La tolérance n’est-elle pas préférable à l’exclusion?

Quand on entérine la fragmentation communautaire, on ouvre des failles où s’immisce le salafisme. Et la balkanisation enfante la guerre civile.


Questionnaire de Proust


Votre plus gros défaut?

Avoir fait confiance à trop de gens au cours de ma vie.

Votre plus grande qualité?

La persévérance. L’orientaliste est un animal à sang froid et au cuir épais.

Un pays où vous ne voudriez pas vivre?

Le califat islamique de Daech.

Les erreurs qui vous inspirent le plus d’indulgence?

Celles des débutants.

Une vertu dont vous aimeriez être doué?

L’oreille musicale.

Un péché mignon culinaire?

Le tajine de coings.

Plutôt «Libération» ou «Figaro»?

Je fais mon propre mélange en ligne. J’y ajoute «Le Temps», qui est aussi lu à Paris.

La dernière fois que vous avez eu peur?

Quand j’ai appris que j’étais condamné à mort par Daech. Finalement, ce sont eux qui ont perdu.

En dates

1955: Naissance à Paris.

1974: Se rend en Syrie, où il découvre le Moyen-Orient.

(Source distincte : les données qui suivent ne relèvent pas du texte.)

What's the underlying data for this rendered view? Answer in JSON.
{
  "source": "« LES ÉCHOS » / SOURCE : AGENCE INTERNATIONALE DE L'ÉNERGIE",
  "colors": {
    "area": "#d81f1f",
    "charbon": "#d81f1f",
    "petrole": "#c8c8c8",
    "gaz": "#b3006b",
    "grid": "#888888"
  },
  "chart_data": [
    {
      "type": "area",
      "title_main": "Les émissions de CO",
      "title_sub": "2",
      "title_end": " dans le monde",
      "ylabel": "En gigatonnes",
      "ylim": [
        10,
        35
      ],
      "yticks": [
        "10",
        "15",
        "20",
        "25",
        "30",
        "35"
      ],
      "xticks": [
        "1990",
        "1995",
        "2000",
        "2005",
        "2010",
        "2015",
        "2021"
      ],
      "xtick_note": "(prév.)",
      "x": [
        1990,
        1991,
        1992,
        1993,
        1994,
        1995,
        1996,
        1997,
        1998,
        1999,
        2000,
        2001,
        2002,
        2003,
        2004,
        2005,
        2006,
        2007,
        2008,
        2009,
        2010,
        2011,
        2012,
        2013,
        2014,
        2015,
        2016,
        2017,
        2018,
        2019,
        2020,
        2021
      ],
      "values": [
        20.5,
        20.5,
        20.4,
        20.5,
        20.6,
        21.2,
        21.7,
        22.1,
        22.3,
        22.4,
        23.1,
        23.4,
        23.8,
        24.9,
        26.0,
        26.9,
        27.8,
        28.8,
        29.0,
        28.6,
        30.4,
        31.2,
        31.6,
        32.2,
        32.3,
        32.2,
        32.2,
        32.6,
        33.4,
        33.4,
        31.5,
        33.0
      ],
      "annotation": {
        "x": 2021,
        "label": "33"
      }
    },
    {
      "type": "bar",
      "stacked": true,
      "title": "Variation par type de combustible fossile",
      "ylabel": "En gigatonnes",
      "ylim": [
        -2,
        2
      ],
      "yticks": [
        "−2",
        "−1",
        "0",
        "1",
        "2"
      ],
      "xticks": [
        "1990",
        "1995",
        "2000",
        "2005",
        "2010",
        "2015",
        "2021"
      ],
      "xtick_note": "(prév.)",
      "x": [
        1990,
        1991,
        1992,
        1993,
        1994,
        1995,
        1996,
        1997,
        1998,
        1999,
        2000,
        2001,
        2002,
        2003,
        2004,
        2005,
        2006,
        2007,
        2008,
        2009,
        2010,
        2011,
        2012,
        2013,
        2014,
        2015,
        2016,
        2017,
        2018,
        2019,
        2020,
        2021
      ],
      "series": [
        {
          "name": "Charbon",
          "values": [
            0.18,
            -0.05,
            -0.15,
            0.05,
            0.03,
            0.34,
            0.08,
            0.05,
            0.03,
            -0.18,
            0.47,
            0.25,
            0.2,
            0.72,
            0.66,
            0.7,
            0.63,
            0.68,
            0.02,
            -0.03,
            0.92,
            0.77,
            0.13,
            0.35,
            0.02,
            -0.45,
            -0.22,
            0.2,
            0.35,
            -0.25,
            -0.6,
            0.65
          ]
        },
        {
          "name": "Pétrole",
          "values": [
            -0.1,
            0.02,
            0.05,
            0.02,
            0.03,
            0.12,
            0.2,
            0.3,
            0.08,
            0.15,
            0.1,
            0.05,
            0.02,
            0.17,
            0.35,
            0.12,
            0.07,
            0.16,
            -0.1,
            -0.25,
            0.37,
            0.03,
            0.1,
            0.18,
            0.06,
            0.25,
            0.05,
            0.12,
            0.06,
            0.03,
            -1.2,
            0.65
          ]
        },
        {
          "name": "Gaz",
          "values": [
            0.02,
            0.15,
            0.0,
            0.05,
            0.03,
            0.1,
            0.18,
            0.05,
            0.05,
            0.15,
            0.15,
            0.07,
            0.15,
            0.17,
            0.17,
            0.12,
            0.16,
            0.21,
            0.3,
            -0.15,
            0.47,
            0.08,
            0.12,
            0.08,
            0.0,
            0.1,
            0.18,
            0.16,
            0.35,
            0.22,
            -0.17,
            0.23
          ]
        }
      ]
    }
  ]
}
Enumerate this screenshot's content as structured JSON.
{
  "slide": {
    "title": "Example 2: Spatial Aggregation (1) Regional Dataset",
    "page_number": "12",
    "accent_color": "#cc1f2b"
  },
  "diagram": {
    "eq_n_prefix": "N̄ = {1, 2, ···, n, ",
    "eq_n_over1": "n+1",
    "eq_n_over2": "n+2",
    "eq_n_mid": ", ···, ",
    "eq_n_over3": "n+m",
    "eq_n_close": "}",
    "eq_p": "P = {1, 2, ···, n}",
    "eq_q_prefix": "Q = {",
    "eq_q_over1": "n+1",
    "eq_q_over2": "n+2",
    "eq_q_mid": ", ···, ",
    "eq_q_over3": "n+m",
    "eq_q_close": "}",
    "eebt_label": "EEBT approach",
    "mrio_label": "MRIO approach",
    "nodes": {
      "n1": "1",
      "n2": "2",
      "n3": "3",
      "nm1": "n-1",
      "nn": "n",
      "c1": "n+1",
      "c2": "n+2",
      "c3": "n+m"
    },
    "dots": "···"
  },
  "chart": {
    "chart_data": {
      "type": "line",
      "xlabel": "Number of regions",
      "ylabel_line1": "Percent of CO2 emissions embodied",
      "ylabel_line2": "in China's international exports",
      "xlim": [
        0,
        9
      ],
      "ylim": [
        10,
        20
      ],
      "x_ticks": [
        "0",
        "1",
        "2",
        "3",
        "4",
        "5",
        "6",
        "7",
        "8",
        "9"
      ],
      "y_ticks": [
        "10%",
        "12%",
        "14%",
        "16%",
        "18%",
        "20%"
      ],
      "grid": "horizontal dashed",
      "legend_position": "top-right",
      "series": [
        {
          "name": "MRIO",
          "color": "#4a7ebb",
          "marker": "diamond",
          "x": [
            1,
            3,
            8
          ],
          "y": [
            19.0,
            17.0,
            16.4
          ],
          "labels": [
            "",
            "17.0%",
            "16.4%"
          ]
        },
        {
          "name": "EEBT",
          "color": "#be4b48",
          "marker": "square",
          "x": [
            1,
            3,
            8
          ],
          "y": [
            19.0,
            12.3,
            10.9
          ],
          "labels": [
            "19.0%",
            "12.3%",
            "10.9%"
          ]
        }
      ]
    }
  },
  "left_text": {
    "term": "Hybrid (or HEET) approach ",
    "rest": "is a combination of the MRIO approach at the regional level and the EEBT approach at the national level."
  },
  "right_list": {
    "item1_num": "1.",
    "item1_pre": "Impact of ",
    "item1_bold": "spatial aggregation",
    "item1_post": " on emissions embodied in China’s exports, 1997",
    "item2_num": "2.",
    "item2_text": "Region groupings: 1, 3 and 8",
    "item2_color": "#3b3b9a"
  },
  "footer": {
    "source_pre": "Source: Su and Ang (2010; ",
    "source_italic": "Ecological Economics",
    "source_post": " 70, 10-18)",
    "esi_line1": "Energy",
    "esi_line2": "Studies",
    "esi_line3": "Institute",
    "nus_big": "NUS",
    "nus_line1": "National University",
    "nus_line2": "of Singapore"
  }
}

1980: Diplômé de sciences politiques, après avoir été diplômé de philosophie et d’anglais.

1984: Premier livre, Le prophète et pharaon, analysant l’islamisme militant contemporain.

1995: Devient directeur de recherches au CNRS, puis professeur associé à Columbia et à l’Université de New York.

2001: Nommé professeur de sciences politiques à Sciences Po, où il fonde le Campus Moyen-Orient Méditerranée.

2017: Il occupe une chaire à l’Université de la Suisse italienne, à Lugano. Il dirige un nouveau pôle de recherche, la Middle East Mediterranean Freethinking Platform. Il publie de nombreux ouvrages au cours de sa carrière.

2018: Publication de Sortir du chaos: les crises en Méditerranée et au Moyen-Orient, aux Editions Gallimard.